Is abortion artist Aliza Shvarts really crazy, or is her fancy Ivy League school simply trying to avert a major PR disaster by pretending she’s not? Yesterday, the Yale ’08 announced that for her senior art project, she got herself knocked up, induced a bunch of miscarriages via “herbal abortificients” (whatever those are), and then smeared the resulting blood/dead baby mixture over some cubes she planned on hanging from a gallery ceiling.
Oh, and there’s videotape!
After she was widely criticized in nearly ever blog and newspaper outlet in the country, Yale officials put out a press release claiming that Shvarts admitted to the school that she was actually a performance artist whose piece was nothing more than “a creative fiction.” Except then Shvarts told the Yale Daily News that the University’s statement was “ultimately inaccurate,” and that she really did use a needleless syringe to insert semen into herself, and take herbs to make herself bleed into a cup, and videotape the whole thing. As for whether or not she was every technically carrying a child—the major point of controversy—well, she’s not really sure. “No one can say with 100-percent certainty that anything in the piece did or did not happen, because the nature of the piece is that it did not consist of certainties,” she claims. Well, there is one person who should be able to say with 100-percent certainty what did or did not happen: Shvarts. Though that might be too logical a conclusion to draw from something so fundamentally half-baked.
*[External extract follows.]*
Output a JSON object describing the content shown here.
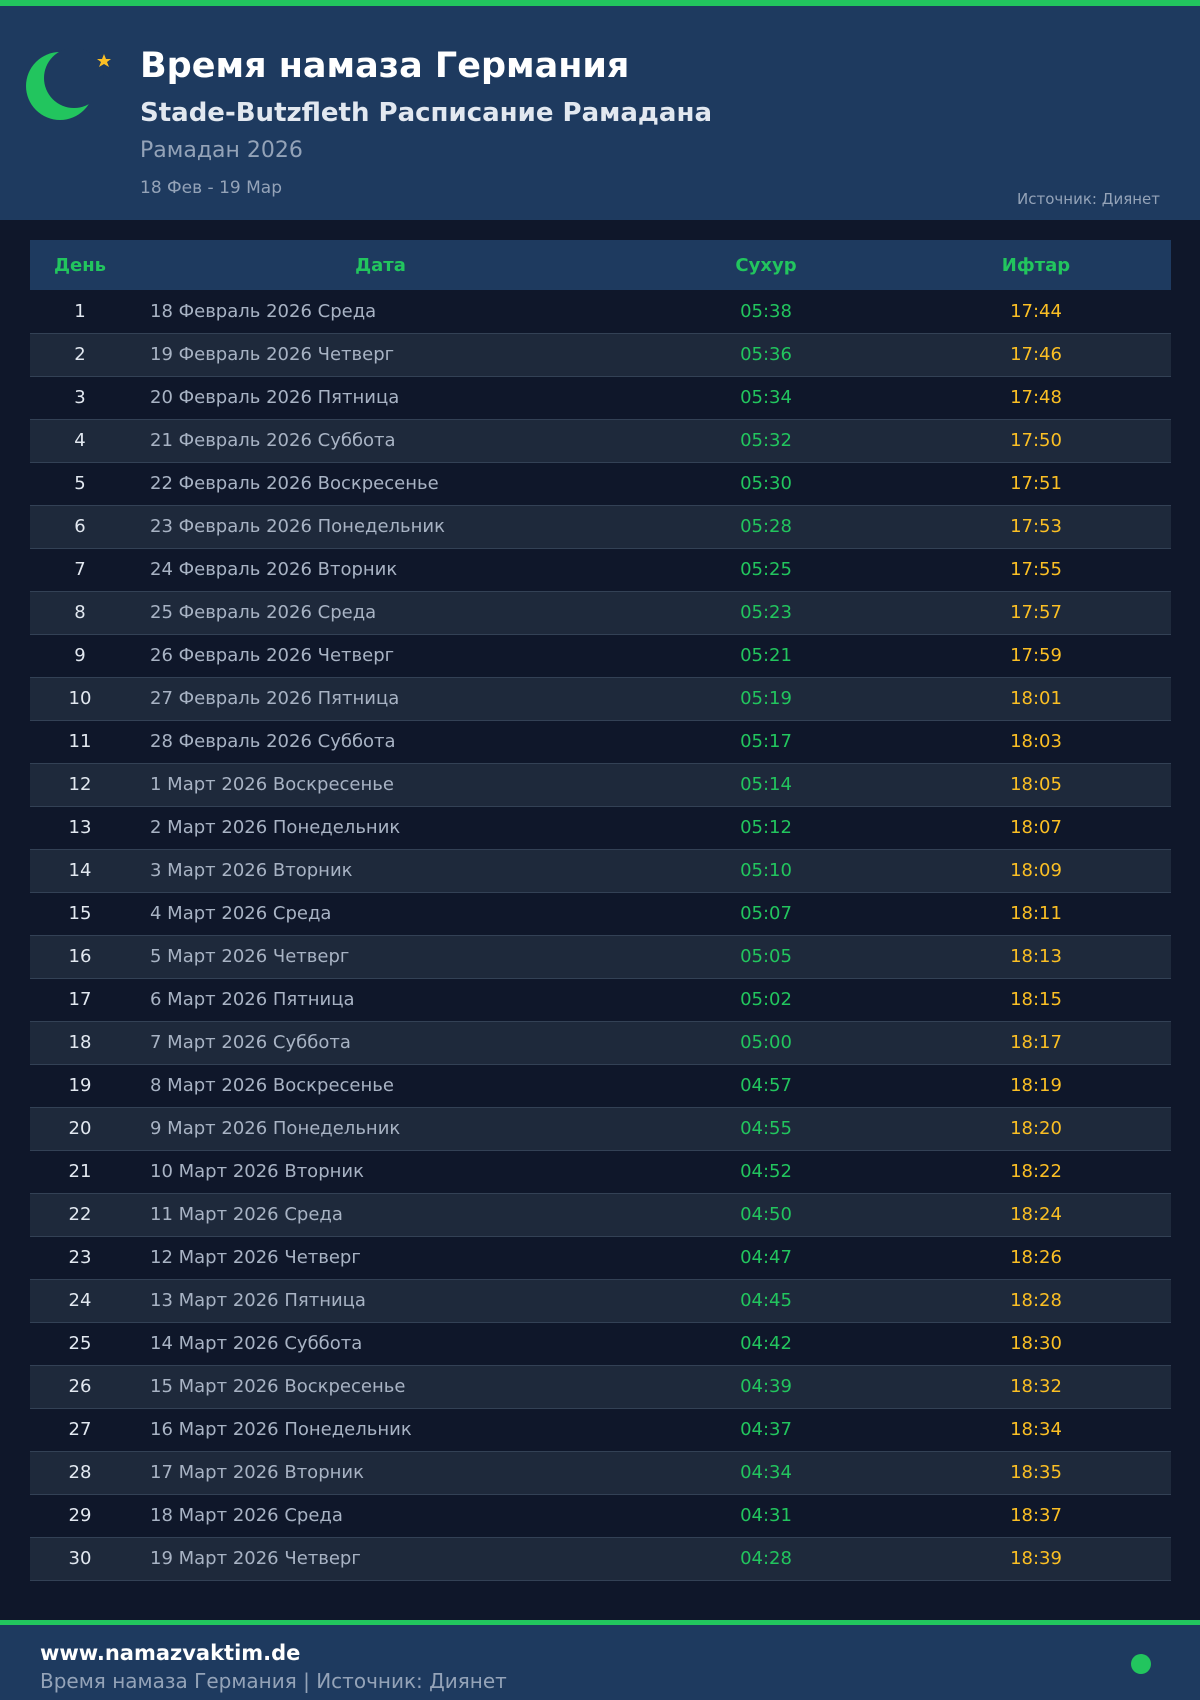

Yale isn’t even the only institution that wishes the kooky artist never stepped foot on campus. The Buckley School, the elite Manhattan prep school at which Shvarts was valedictorian, expunged her from its website last night, according to a commenter on the Yale Daily News‘ story.
So who’s lying, Yale or Shvarts? It’s impossible to tell, but our money’s on Yale. We knew some fine art majors back in college, and they were just attention starved/loopy enough to actually do something like this. Yale’s statement also reads like a quintessential backpedal. We suppose we could find out by checking out the videotape, but we’d rather not. Seriously.